Regarding the assigned UHCs, which have been cited above, the work will start in November of this year (2014). This leaves 48 months to train the staff, with the assistance of foreign companies. Thus the CHU Constantine will be managed for five years by APH Paris / Vamed, the Tizi Ouzou CHU will be supervised by the hospitals of Seoul, the Algiers UHC from Ospidale San Raffaele (Rome) etc.
Indeed, the consortiums in their proposals, integrated a management plan and training, some of them will take place in Algeria others abroad so that at the opening of the CHUs, they will have the appropriate and qualified personnel.
However, it is to be noted that the Anti-Cancer Centers suffer from a lack of medical and clinical physicians because of the deficit in some professions. Aware of these shortcomings, the government has worked on this issue involving the Ministry of Higher Education and Scientific Research to further develop this training by increasing the number of departments offering the specialty in question and holding continuous training to meet the demand for new ACC.
The budget allocated to the ACCs is of 4.5 billion dinars (43 million euros) for each anti-cancer center. The Algerian company Sonatrach is also involved substantially in the fight against cancer by agreeing to fund four radiotherapy units to help support the treatment of patients.
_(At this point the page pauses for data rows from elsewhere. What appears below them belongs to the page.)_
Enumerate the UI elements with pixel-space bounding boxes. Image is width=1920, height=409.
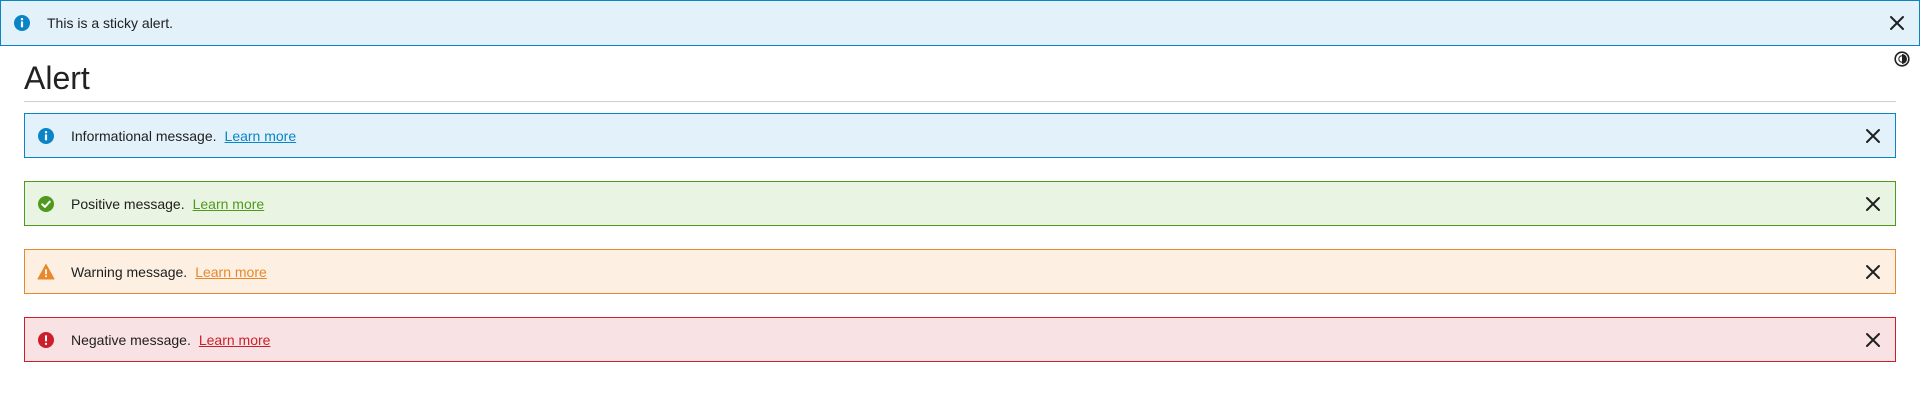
close-icon[interactable] [1864, 263, 1882, 281]
alert-positive: Positive message. Learn more [24, 181, 1896, 226]
alert-message: Informational message. [71, 127, 217, 144]
error-icon [37, 331, 55, 349]
check-circle-icon [37, 195, 55, 213]
learn-more-link[interactable]: Learn more [193, 196, 265, 212]
info-icon [13, 14, 31, 32]
learn-more-link[interactable]: Learn more [199, 332, 271, 348]
alert-informational: Informational message. Learn more [24, 113, 1896, 158]
alert-warning: Warning message. Learn more [24, 249, 1896, 294]
close-icon[interactable] [1888, 14, 1906, 32]
alert-message: Positive message. [71, 195, 185, 212]
close-icon[interactable] [1864, 195, 1882, 213]
alert-negative: Negative message. Learn more [24, 317, 1896, 362]
title-divider [24, 101, 1896, 102]
sticky-alert-message: This is a sticky alert. [47, 15, 174, 31]
learn-more-link[interactable]: Learn more [225, 128, 297, 144]
contrast-icon[interactable] [1894, 51, 1910, 67]
page-title: Alert [24, 60, 90, 96]
close-icon[interactable] [1864, 331, 1882, 349]
alert-message: Warning message. [71, 263, 188, 280]
info-icon [37, 127, 55, 145]
close-icon[interactable] [1864, 127, 1882, 145]
sticky-alert: This is a sticky alert. [0, 0, 1920, 46]
warning-triangle-icon [37, 263, 55, 281]
learn-more-link[interactable]: Learn more [195, 264, 267, 280]
alert-message: Negative message. [71, 331, 191, 348]
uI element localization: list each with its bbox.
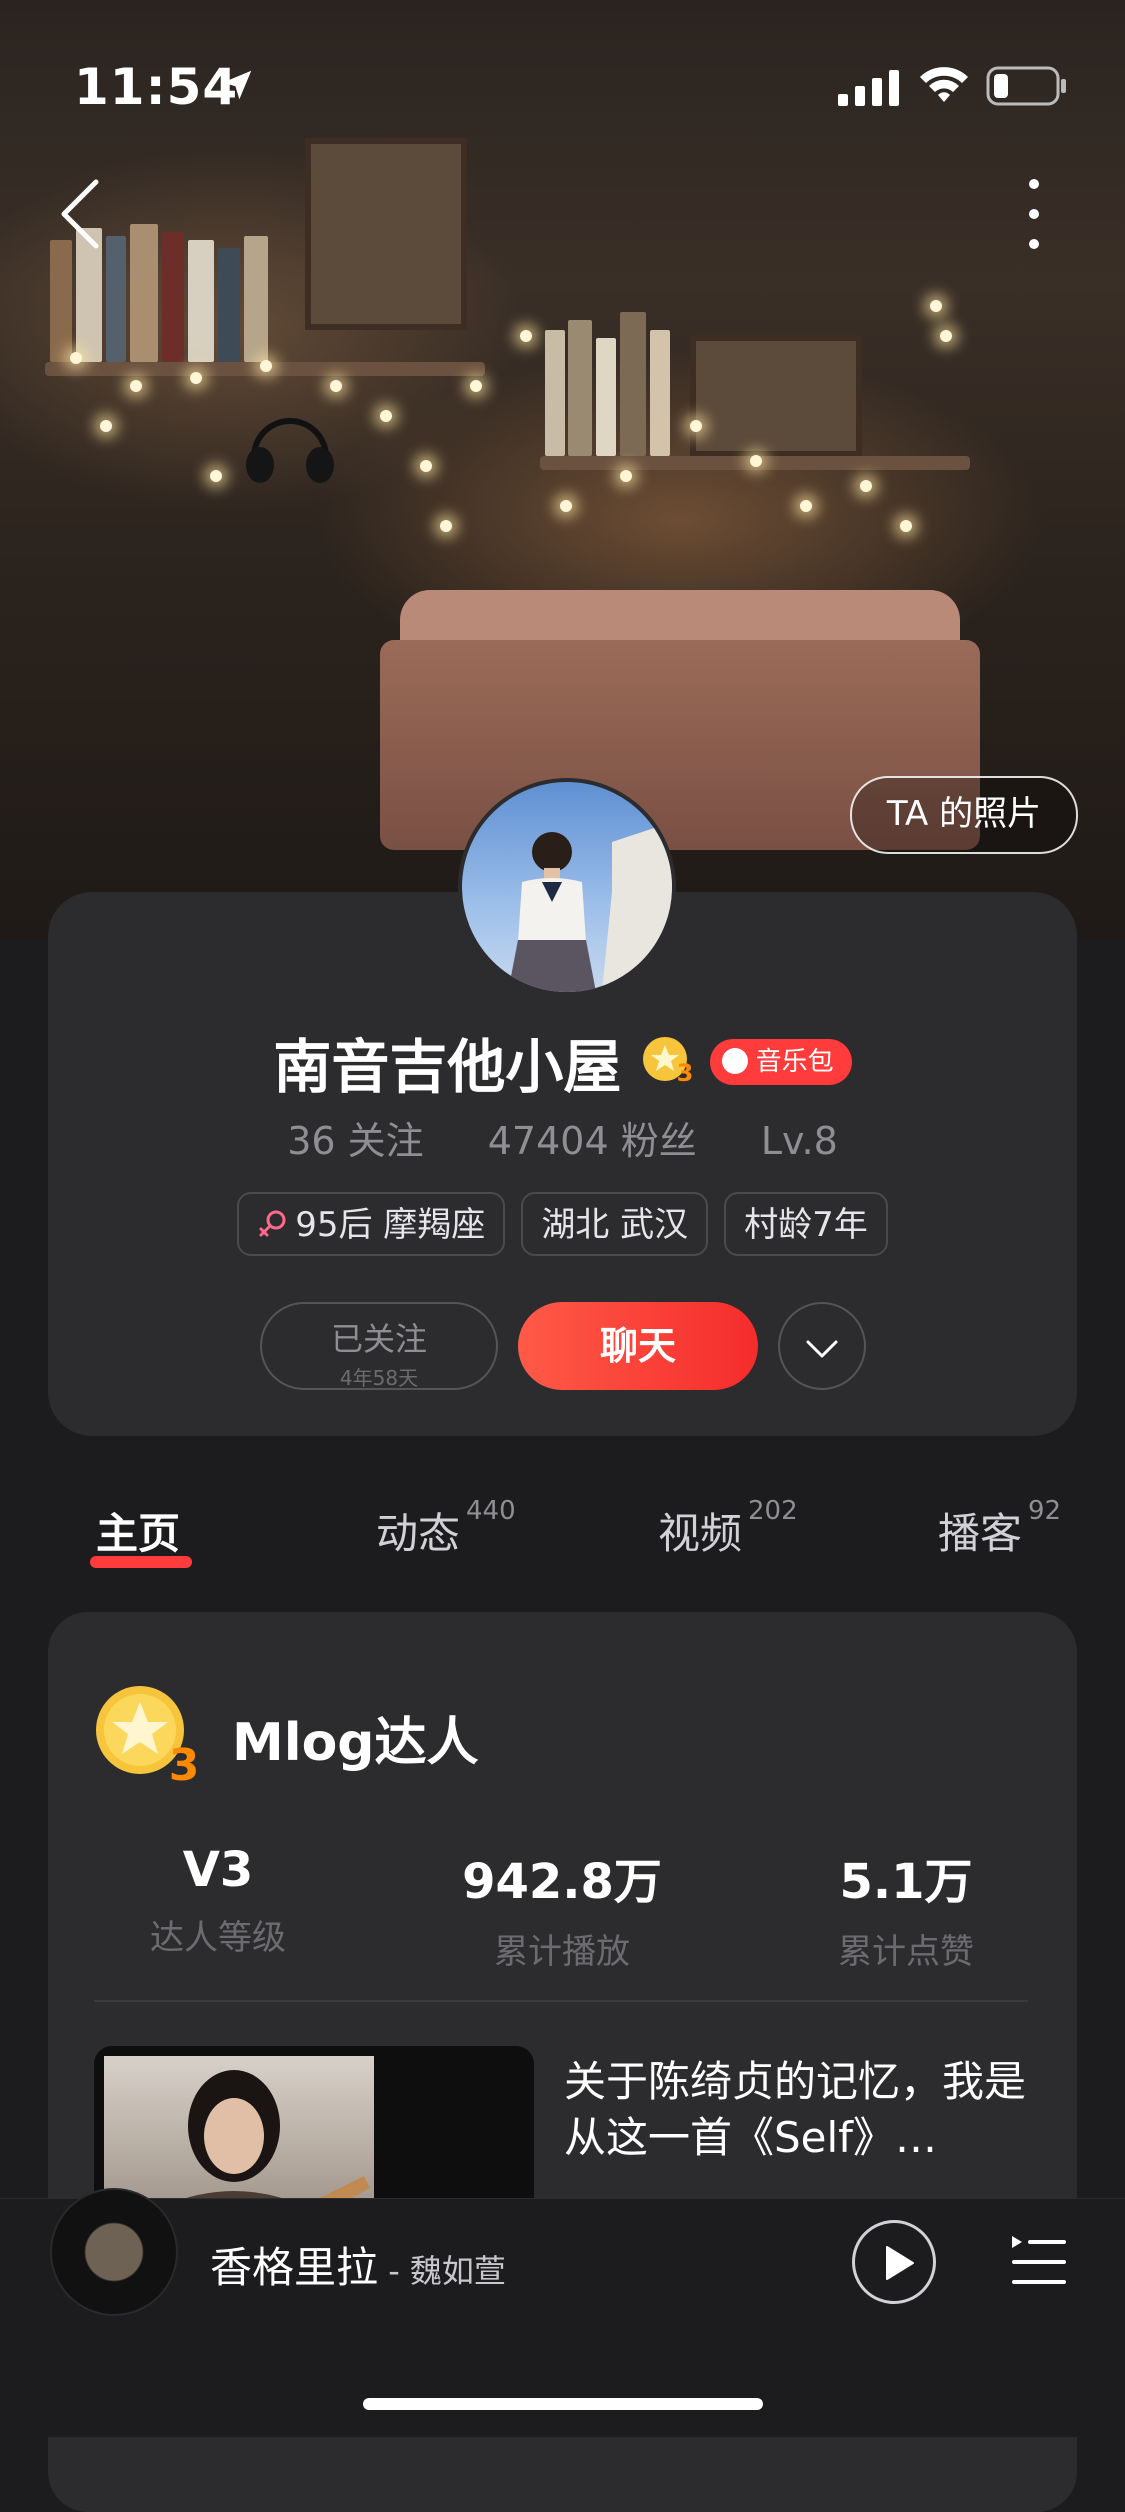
tab-podcast-label: 播客 [938, 1509, 1023, 1558]
book [568, 320, 592, 456]
tag-age-zodiac: 95后 摩羯座 [237, 1192, 506, 1256]
metric-likes-label: 累计点赞 [838, 1932, 974, 1972]
svg-text:3: 3 [676, 1059, 693, 1087]
song-artist: 魏如萱 [409, 2252, 506, 2290]
tag-age-zodiac-label: 95后 摩羯座 [295, 1205, 486, 1245]
home-indicator [363, 2398, 763, 2410]
female-icon [259, 1210, 286, 1236]
avatar-photo [508, 822, 672, 992]
music-pack-label: 音乐包 [755, 1047, 834, 1077]
tab-feed-count: 440 [466, 1496, 516, 1526]
book [650, 330, 670, 456]
location-arrow-icon [222, 70, 252, 100]
user-level[interactable]: Lv.8 [761, 1119, 838, 1163]
fans-count[interactable]: 47404 粉丝 [488, 1119, 697, 1163]
playlist-icon[interactable] [1010, 2234, 1068, 2288]
album-disc[interactable] [50, 2188, 178, 2316]
now-playing[interactable]: 香格里拉 - 魏如萱 [210, 2234, 506, 2295]
book [188, 240, 214, 362]
expand-button[interactable] [778, 1302, 866, 1390]
active-tab-indicator [90, 1556, 192, 1568]
metric-likes: 5.1万 累计点赞 [756, 1842, 1056, 1973]
tab-home[interactable]: 主页 [96, 1500, 180, 1561]
metric-level-value: V3 [182, 1842, 254, 1898]
metric-plays-value: 942.8万 [462, 1854, 662, 1910]
headphones-icon [246, 418, 334, 483]
following-duration: 4年58天 [339, 1366, 419, 1390]
divider [94, 2000, 1028, 2002]
metric-plays: 942.8万 累计播放 [412, 1842, 712, 1973]
tab-home-label: 主页 [96, 1509, 181, 1558]
video-title[interactable]: 关于陈绮贞的记忆，我是从这一首《Self》… [564, 2054, 1034, 2166]
back-icon[interactable] [58, 178, 102, 250]
profile-tags: 95后 摩羯座 湖北 武汉 村龄7年 [0, 1192, 1125, 1256]
book [218, 248, 240, 362]
profile-tabs: 主页 动态 440 视频 202 播客 92 [0, 1496, 1125, 1590]
svg-text:3: 3 [169, 1740, 200, 1784]
tab-feed[interactable]: 动态 440 [376, 1496, 516, 1561]
tab-video-label: 视频 [658, 1509, 743, 1558]
tab-podcast-count: 92 [1028, 1496, 1062, 1526]
tab-podcast[interactable]: 播客 92 [938, 1496, 1061, 1561]
following-button[interactable]: 已关注 4年58天 [260, 1302, 498, 1390]
song-title: 香格里拉 [210, 2243, 379, 2292]
book [106, 236, 126, 362]
creator-star-icon: 3 [641, 1033, 695, 1091]
chat-button[interactable]: 聊天 [518, 1302, 758, 1390]
metric-likes-value: 5.1万 [839, 1854, 973, 1910]
play-icon [886, 2246, 914, 2280]
tab-video[interactable]: 视频 202 [658, 1496, 798, 1561]
cellular-signal-icon [838, 70, 899, 106]
tab-feed-label: 动态 [376, 1509, 461, 1558]
mlog-title: Mlog达人 [232, 1713, 479, 1773]
follows-count[interactable]: 36 关注 [287, 1119, 423, 1163]
music-pack-badge[interactable]: 音乐包 [709, 1039, 852, 1085]
chevron-down-icon [806, 1340, 838, 1358]
book [244, 236, 268, 362]
book [130, 224, 158, 362]
profile-name: 南音吉他小屋 [273, 1033, 622, 1101]
following-label: 已关注 [330, 1320, 427, 1358]
mlog-star-icon: 3 [96, 1686, 200, 1784]
tag-location: 湖北 武汉 [521, 1192, 709, 1256]
profile-stats: 36 关注 47404 粉丝 Lv.8 [0, 1110, 1125, 1165]
battery-icon [986, 66, 1066, 106]
tag-account-age: 村龄7年 [724, 1192, 888, 1256]
book [50, 240, 72, 362]
book [596, 338, 616, 456]
tab-video-count: 202 [748, 1496, 798, 1526]
avatar[interactable] [458, 778, 676, 996]
music-pack-icon [721, 1047, 748, 1074]
status-bar: 11:54 [0, 0, 1125, 140]
wall-frame [690, 335, 862, 457]
book [162, 232, 184, 362]
metric-level: V3 达人等级 [68, 1842, 368, 1959]
song-separator: - [378, 2252, 410, 2290]
more-options-icon[interactable] [1022, 176, 1046, 252]
book [545, 330, 565, 456]
wall-frame [305, 138, 467, 330]
wifi-icon [920, 67, 968, 102]
name-line: 南音吉他小屋 3 音乐包 [0, 1020, 1125, 1101]
metric-level-label: 达人等级 [150, 1918, 286, 1958]
book [620, 312, 646, 456]
play-button[interactable] [852, 2220, 936, 2304]
status-time: 11:54 [74, 58, 239, 116]
metric-plays-label: 累计播放 [494, 1932, 630, 1972]
ta-photos-button[interactable]: TA 的照片 [850, 776, 1078, 854]
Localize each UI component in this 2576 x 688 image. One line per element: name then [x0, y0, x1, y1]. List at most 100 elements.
How were selected these groups/consortium and companies that are part of them? Have you tried to include Algerian companies, or were you looking at only foreign companies?
First, all local hospitals with 60, 120 and 240 beds have been built through national competences. However, it is clear that the complexity of the specification for the CHUs, in addition to the requirement to work with companies that have already built CHUs in the past, which also had the technical capacity for this type of construction, quickly left the door open to renowned multinational companies.
Earlier, you said that the main issue with the existing hospitals was management. What do you define as part of the management itself, and what are you planning to implement in the new and old CHUs?
These institutions (the new CHUs) will be governed under the status of public enterprises with administrative character: they will be subject to legal requirements for public institutions. However, the status, and without interfering with the lesson learnt, it is appropriate to improve the quality of management, develop reliable management tools, indicators of cost management, dashboards, and real management tools able to guarantee performance, cost control, profitability, pooling of resources and a national evaluation .
A new private hospital has received a construction agreement: do you believe in the management of public hospitals under the private model?
We will necessarily see a public-private mix, as in either case, the key concern lies in patient satisfaction and treatment of diseases. There is little difference between the two denominations, except that the private hospital may be better controlling its costs and equipment. Personally, I do not see a real difference between the two sectors in healthcare.
In your opinion, do you think that Algeria has what it takes to become a regional champion? What are its strengths and what is left to do for it to really take this position?
Algeria represents a real potential market in healthcare and in hospital equipment in particular, before becoming a regional leader in the field of health investment. Today, the Ministry of Health launched large investment projects, covering all aspects, whether the treatment of cancers with results expected in 2015, the restructuring of CHUs, the construction of new ones, in addition to more work on emergencies, resuscitation, geriatrics, pediatrics.
The presence of multinational accompanies and reinforces these large investments undertaken. This is what makes me say that the role of regional leader is perfect for our country. We have the capacity, the skills and market breadth. Algeria is really starting to shine on the regional level, individual competence is not lacking in Algeria, although collective responsibility needs to be developed.